Ainsi un haut responsable de l'Association des maires de France a-t-il affirmé qu'il s'agirait d'un premier pas vers la disparition totale des communes rurales, se demandant même ce qui pourrait rester à celles qui sont intégrées dans des intercommunalités.
Pour ma part, je n'ose croire à ce funeste destin, mais il me paraît évident qu'il est plus aisé d'annoncer des réformes de la fiscalité, surtout de la fiscalité locale, que de les mettre en oeuvre.
Madame la ministre, je souhaite avant tout que le principe constitutionnel d'autonomie financière des communes soit respecté et que les communes rurales n'aient pas à pâtir de cette réforme, ni aujourd'hui ni demain. Pour qu'il en soit bien ainsi, les compensations devraient avoir un caractère historique et être évolutives.
M. le président. La parole est à Mme la ministre déléguée.
Mme Nelly Olin, ministre déléguée à l'intégration, à l'égalité des chances et à la lutte contre l'exclusion. Monsieur le sénateur, lors de son déplacement à Murat, le 21 octobre 2004, le Président de la République a annoncé, en présence d'Hervé Gaymard, la nécessité « d'ouvrir avec les représentants des collectivités territoriales une concertation en vue de réformer la taxe foncière sur les propriétés non bâties ». L'objectif de cette réforme viserait la suppression progressive de la taxe pour les exploitants agricoles.
Comme je l'ai indiqué tout à l'heure, le Gouvernement est très attaché à l'autonomie financière des collectivités locales. C'est ainsi qu'il a soumis au Parlement une modification constitutionnelle visant à garantir cette autonomie financière, ce qui est désormais le cas avec l'article 72-2 de la Constitution.
M. Jean-François Copé, ministre délégué au budget et à la réforme budgétaire, a mené à bien la mise en oeuvre de ce principe dans une loi organique. Aussi pouvez-vous lui faire une entière confiance pour travailler avec les élus à une réforme qui soit optimale.
Le Gouvernement est conscient que le produit de cette taxe constitue, vous l'avez d'ailleurs rappelé, une recette importante pour les collectivités locales, en particulier pour les communes rurales.
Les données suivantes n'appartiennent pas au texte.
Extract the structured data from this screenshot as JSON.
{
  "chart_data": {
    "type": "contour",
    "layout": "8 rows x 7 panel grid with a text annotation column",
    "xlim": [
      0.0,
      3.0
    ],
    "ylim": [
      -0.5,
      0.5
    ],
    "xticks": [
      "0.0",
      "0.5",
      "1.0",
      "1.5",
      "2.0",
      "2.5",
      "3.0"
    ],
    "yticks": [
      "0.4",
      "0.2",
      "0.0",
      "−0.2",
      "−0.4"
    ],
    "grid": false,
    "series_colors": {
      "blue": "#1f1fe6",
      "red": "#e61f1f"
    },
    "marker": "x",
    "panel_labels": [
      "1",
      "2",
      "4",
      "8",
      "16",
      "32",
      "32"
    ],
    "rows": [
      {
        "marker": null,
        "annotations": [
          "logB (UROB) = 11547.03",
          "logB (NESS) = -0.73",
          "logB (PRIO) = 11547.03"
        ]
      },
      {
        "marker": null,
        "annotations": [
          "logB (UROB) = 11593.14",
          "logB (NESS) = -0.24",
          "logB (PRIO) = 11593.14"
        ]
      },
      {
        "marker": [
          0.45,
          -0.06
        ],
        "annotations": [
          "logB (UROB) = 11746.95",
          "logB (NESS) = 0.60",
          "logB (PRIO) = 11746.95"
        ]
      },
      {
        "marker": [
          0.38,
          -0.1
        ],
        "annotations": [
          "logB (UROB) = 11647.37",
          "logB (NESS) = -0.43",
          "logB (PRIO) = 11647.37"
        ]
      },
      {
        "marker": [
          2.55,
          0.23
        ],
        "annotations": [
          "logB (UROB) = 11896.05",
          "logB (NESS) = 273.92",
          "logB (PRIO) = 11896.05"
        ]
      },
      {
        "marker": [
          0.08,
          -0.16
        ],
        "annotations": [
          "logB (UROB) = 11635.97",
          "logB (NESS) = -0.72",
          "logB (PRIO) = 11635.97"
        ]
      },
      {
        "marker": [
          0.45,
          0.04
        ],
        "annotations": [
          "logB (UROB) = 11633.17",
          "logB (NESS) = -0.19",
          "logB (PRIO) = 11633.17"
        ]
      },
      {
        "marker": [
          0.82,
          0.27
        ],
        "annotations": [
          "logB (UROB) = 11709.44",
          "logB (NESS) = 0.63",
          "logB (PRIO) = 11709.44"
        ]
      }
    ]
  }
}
Je veux vous rassurer, monsieur le sénateur : en cas de suppression de la taxe ou de réduction de son assiette, il va de soi que la réforme devrait respecter l'ensemble des principes relatifs à l'autonomie financière des collectivités territoriales.
Il est donc actuellement prématuré de présenter les grands axes de la réforme de la taxe foncière sur les propriétés non bâties.
En effet, fidèle à sa méthode des « trois D », le Gouvernement entend établir un Diagnostic partagé avec les représentants des collectivités concernées, suivi d'un Dialogue dense ; puis viendra le temps des Décisions.
Aussi je tiens à saluer la tenue de la réunion constitutive, cet après-midi même, au sein de la commission des finances de la Haute Assemblée, du groupe de travail sur la taxe foncière sur les propriétés non bâties. Je suis persuadée, monsieur le sénateur, que les travaux de cette commission éclaireront utilement le Gouvernement.
M. le président. La parole est à M. Claude Biwer.
M. Claude Biwer. Je vous remercie de cette réponse qui m'apporte quelques apaisements, madame la ministre. La réflexion se poursuit donc sur le diagnostic, et peut-être aussi approche-t-on de la décision.
Toutefois, j'insiste sur le fait que les collectivités locales ne sont pas très rassurées. Je suis ravi que la commission des finances du Sénat se saisisse de cette question aujourd'hui même, d'autant que son président, M. Jean Arthuis, qui a coprésidé à mes côtés l'assemblée des maires de mon département, a ainsi pu entendre les inquiétudes que suscite ce projet de réforme.
Je vous remercie d'avoir accepté d'engager cette réflexion et j'espère que nous pourrons, ensemble, trouver les solutions adéquates.